Environmental Reviews for “Roundup Ready” Crops Inadequate

Stephanie Showalter, J.D., M.S.E.L.

In June, the U.S. Supreme Court issued its ruling in Monsanto Co. v. Geertson Seed Farms,1 the first case the court has heard involving genetically modified organisms. Geertson Seed Farms, a conventional alfalfa farm, and environmental groups had sued the U.S. Department of Agriculture (USDA) over its decision to deregulate the use of “Roundup Ready” alfalfa without preparation of an environmental impact statement. In the late 1990s, Monsanto, the manufacture of Roundup, genetically engineered (GE) a number of important agricultural crops, including alfalfa, canola, corn, soybeans, and sugar beets, to be resistant to the herbicide. These GE crops can withstand doses of Roundup, but not other brands of herbicides, that would otherwise kill them. Monsanto’s GE crops have proven to be quite popular with farmers.
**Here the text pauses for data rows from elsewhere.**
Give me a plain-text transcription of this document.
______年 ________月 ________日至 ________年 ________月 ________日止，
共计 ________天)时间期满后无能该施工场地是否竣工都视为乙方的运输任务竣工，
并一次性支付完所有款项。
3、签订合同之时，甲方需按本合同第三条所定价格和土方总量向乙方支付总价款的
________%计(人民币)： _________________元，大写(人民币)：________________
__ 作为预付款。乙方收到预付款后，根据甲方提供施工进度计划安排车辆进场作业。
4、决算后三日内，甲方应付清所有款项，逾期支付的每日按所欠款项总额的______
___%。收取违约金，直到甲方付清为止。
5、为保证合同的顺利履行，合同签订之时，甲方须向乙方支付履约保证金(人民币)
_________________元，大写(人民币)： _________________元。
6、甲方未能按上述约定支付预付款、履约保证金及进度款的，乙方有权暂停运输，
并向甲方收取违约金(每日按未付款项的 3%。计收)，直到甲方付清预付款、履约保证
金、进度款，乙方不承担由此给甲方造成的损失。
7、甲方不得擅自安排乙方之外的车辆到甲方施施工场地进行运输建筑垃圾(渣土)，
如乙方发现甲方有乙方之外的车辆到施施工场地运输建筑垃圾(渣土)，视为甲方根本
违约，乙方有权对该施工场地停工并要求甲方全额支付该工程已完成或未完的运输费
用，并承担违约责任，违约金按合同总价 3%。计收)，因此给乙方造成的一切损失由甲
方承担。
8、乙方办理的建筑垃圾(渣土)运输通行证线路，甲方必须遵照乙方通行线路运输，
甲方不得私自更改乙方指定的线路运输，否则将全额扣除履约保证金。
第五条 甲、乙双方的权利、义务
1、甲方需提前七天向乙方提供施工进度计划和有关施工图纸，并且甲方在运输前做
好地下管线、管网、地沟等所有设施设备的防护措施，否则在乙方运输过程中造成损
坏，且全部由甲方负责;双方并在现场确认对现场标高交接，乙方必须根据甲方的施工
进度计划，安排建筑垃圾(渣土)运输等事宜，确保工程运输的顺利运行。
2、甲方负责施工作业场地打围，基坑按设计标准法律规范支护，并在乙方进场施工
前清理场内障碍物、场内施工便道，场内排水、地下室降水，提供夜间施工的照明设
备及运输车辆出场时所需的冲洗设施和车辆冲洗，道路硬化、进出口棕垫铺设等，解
Ninety percent of the soybeans and seventy percent of the corn and cotton grown in the United States are Roundup Ready.2

Background
The current legal battle over Roundup Ready alfalfa started in 2004. That year, Forage Genetics, the company licensed by Monsanto to develop and grow the GE alfalfa seed, filed a petition with the Animal and Plant Health Inspection Service (APHIS) within the USDA for a determination that Roundup Ready alfalfa does not pose a plant pest risk. At the time, Roundup Ready alfalfa was regulated by APHIS as a “regulated article.” Pursuant to the Plant Protection Act of 2000, permits are required for the importation, interstate transportation, and environmental release of “regulated articles,” genetically engineered organisms considered to be plant pests. Anyone may petition APHIS for a determination that a particular regulated article should not be regulated because it does not pose a plant pest risk, i.e. it does not “directly or indirectly injure or cause disease or damage in or to any plants or parts thereof.”3
      Prior to its decision on Forage Genetics’ petition, APHIS had authorized almost 300 field trials of Roundup Ready Alfalfa over an eight-year period.4 The cat was already out of the bag, so to speak. To comply with the National Environmental Policy Act (NEPA), APHIS conducted an analysis of the potential environmental impact of the requested deregulation. The Environmental Assessment (EA), which accompanied APHIS’ decision to deregulate Roundup Ready alfalfa, was a mere 18 pages.5 A more-detailed Environmental Impact Statement (EIS) was not prepared because AHPIS determined in the EA that the deregulation of Roundup Ready alfalfa would not have a significant effect on the environment.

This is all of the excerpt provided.